The most straightforward way of reducing black carbon emissions in humanitarian settings is to stop open burning U.11 in all its forms and locations. This requires an understanding of the reasons for open burning followed by training, awareness and appropriate alternatives to prevent the practice. Waste emissions are also reduced by diverting the organic biodegradable fraction of waste from disposal into organic waste treatment and reuse (T.1 to T.5), significantly reducing GHG emissions and eliminating methane emissions at the disposal site. Additionally, the recycled organic fraction can substitute for other products (such as fertilisers) avoiding emissions generated by their production. For example, diverted biodegradable waste generates compost T.1 which can partially substitute chemical fertilisers, reducing GHG emissions from fertiliser production and increasing carbon sequestration and storage in soils. Similarly, anaerobic digestion T.3 of waste generates biogas and digestate. Biogas is a carbon-neutral substitute for fossil fuels. Digestate can substitute chemical fertilisers and contribute to carbon storage. Black soldier fly treatment T.4 produces insect protein for use as animal feed and frass, replacing fish meal and/or soya bean, preventing their GHG emissions. Frass can substitute fertilisers and contribute to soil carbon sequestration.

Making secondary materials out of recycled paper, glass, metals, plastics T.7, textiles and waste electrical and electronic equipment avoids emissions that would have been generated by primary extraction and production. For glass, plastics, ferrous metal, textiles and aluminium, studies show that recycling yields overall net greenhouse gas flux savings of between about 30 kg CO₂e (for glass) and 95 kg CO₂e (for aluminium) per tonne of municipal waste, compared with the disposal of untreated waste. 
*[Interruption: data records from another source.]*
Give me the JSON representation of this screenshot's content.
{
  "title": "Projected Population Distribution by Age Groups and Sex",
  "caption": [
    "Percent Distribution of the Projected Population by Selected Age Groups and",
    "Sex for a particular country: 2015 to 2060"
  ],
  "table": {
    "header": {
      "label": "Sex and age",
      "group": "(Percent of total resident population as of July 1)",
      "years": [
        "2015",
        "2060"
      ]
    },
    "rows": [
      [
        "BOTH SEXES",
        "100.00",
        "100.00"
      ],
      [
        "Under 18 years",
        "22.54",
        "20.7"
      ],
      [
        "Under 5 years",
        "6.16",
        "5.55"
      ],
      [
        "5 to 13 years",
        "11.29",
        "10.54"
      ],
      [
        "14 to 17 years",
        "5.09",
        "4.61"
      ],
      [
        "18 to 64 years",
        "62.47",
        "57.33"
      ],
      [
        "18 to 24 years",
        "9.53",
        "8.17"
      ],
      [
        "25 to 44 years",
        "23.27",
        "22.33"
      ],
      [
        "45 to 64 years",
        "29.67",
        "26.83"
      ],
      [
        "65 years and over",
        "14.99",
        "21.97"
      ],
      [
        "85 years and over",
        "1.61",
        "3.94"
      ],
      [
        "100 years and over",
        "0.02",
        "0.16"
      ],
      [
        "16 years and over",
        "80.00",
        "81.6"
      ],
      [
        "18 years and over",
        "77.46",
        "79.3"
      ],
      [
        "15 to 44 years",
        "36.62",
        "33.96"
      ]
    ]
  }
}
Overall, reductions in emissions of greenhouse gases associated with the transportation of waste, residues and recovered materials are minor compared to the much bigger greenhouse gas fluxes in the system, such as those resulting from preventing production and landfill gas emissions. Nevertheless, they can still be reduced by, for example, minimising travel distances, prioritising clean fuels and vehicles with efficient combustion and practising fuel-efficient driving.

Impact of Climate Change on SWM Systems and Strategies for Adaptation and Resilience

In some regions, climate change is expected to cause more frequent extreme or slow-onset events such as increased rainfall and wind speed or droughts. The infrastructure of solid waste is vulnerable to new climate patterns; it is rarely designed to be resilient to climate change phenomena and its lifespan can be shortened by these stresses. Excessive moisture and rainfall combined with improper design and poor maintenance may lead to severe landslides at disposal sites, more frequent flooding and disruption of roads.  More wind and dry weather facilitate waste fires which emit hazardous gases, particulates and embers, further spreading fire during drought. Pests and pathogens can proliferate with increased temperatures and rainfall, potentially threatening the health of waste workers and residents. A better understanding of climate change effects and site-specific risk assessments are needed to reduce risk, better respond and improve the resilience of systems and their operation and maintenance.